What does rain wear to a fancy dinner party? A rainbow-tie.
What type of fruit includes Barium and double Sodium? BaNaNa.
Q: What do you call a windmill swallowed up by a tornado?
A: A wind meal
Did you hear about the flower who never bloomed?
It was a bud omen.
Did you hear about the soldier who got struck by lightning?
He had to be honorably discharged.
During the blizzard, the jalapeno said, I'm a little chilli.
This very fair weather actually makes me feel like a feather!
Many people think that when warm droplets of water in the air are rapidly cooled it forms fog.
But it’s actually a common mist-conception.
How did the fire ant feel after the rain storm flooded his home?
Very put out, indeed!
A red ship and a blue ship collided in the ocean.
Apparently the survivors are marooned.
My friend couldn't afford to pay his water bill.
So I sent him a “get well soon” card.
My boss has just fired me for making too many Asian jokes.
Oh well!! That's the end of my Korea.
The bartender asks one of The Beach Boys what they’d like, so he looks back to his friends
“Get a round?” “Round?” “Round?” “I’ll get a round!”
Why did the leaf go to the doctor? It was feeling green!
They consider a million years ago to be Recent.
Wind energy is so popular. It has a lot of fans.
What is the strongest creature in the ocean? A mussel!
Beach, please.
What do you call the people that you eat grass and produce milk alongside?
Cow-workers!
RIP boiled water.
You will be mist.
What do you call a boy swimming at the beach?
Buoyancy.
If trees could kill you, they wood.
There is a higher chance of being struck by lightning than to be killed in a shark attack.
Shocking isn't it.
Where do fish wash? In a river basin.
What did one cactus say to the other cactus ?
"Lookin sharp !"
What did one cloud of fog say to the other?

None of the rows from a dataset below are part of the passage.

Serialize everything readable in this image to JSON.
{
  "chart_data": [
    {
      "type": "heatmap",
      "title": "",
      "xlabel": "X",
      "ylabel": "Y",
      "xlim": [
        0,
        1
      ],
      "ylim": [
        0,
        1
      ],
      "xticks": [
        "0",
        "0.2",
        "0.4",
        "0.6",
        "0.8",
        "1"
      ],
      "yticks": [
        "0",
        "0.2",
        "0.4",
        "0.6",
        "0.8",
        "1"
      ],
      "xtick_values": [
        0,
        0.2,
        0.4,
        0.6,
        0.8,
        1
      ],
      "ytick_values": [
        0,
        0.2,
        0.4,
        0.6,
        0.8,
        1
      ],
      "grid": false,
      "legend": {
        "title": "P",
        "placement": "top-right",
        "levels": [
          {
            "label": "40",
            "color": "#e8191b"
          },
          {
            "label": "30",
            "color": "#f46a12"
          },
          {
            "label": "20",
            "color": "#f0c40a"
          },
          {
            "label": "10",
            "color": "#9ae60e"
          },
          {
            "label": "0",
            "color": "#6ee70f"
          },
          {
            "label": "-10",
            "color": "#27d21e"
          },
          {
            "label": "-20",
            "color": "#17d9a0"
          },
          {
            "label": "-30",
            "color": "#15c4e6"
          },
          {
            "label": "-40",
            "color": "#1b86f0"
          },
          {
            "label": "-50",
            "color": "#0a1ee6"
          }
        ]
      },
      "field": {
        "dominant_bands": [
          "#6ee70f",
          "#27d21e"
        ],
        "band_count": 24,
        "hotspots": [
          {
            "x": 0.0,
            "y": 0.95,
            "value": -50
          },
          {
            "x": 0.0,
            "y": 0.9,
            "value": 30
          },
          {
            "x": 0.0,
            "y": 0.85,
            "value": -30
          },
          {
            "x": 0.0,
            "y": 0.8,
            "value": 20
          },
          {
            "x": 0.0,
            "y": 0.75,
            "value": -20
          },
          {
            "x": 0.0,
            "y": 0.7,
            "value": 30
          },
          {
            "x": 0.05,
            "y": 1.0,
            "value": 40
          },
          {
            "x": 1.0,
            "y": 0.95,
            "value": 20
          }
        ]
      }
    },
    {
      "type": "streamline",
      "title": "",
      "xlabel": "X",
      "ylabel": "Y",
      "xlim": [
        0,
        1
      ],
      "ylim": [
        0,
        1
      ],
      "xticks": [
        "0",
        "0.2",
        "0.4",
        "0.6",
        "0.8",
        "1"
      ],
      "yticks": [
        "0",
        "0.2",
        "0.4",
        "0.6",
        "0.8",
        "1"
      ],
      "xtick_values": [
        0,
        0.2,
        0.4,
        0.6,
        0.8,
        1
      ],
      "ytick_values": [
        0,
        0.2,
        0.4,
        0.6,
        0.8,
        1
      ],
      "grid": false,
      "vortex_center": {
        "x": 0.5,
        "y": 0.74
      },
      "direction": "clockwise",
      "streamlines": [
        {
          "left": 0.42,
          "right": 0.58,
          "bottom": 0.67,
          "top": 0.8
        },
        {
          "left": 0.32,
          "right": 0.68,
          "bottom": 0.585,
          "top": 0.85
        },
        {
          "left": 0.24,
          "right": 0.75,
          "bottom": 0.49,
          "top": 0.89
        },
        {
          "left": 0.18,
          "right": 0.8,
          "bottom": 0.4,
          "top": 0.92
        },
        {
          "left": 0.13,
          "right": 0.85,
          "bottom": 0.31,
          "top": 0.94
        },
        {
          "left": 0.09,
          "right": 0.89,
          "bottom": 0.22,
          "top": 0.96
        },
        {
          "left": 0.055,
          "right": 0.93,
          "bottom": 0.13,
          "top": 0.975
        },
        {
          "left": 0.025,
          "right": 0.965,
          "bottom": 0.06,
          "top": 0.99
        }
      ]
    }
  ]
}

I don’t know. It’s a mistery.
We got the news of a coming flood today. The news was leaked.
You can bet on firemen at the beach.
It's a shore-fire thing.
What tree makes fruit that tastes a lot like chicken? Poultree.
My Dermatologist was fired today...
He made too many rash decisions.
Where does seaweed look for a job?
In the kelp-wanted section
When the drivers ran out of fuel in the grassland, they refueled their tanks with grass-oline!
When Mr. Mushroom saw Miss Mushroom, he didn’t hesitate to ask her out on a date because he had she was such a fungi-rl.
Why are oceans so meticulous?
They like to be pacific.
To everyone in the Christmas Tree industry
You all do a great job! Stand up and take a bough!
How do you know if there’s a snowman in your bed?
You wake up wet!
What happens when you blend sulfur, tungsten and silver together? SWAG.
Why are trees such great thieves? They really have sticky fingers.
There’s two balloons in the desert. One says look out for that cactus!
The other goes What Cactussssss...
Trying to get to the end of the rainbow is a gold move.
Did you hear about the aspen who fell for the loggers’ scam? The copse wood not believe she fell for it.
Dad has a pet snake that eats the grass in his yard.
It's a lawnboa.
Do you want to hear a joke about a bolt of lightning?
Actually, maybe not. The end is rather shocking.
The river fish went to the library and asked if he can get a book. The librarian said: "You can start by-rowing it."
What did the ghost knights say to the cloud king?
Our souls will rain forever.
What did the ocean say to the beach?
Nothing it just waved.
What did the bartender say when he saw oxygen, hydrogen, sulfur, sodium and phosphorous enter his barroom? OH SnaP!
Why couldn’t anyone get a job at the ice rink?
There was a hiring freeze.
What do snowmen do on Christmas?
Play with the snow angels.
There's a basic difference between weather and climate: you can't weather a tree, but you can definitely climate.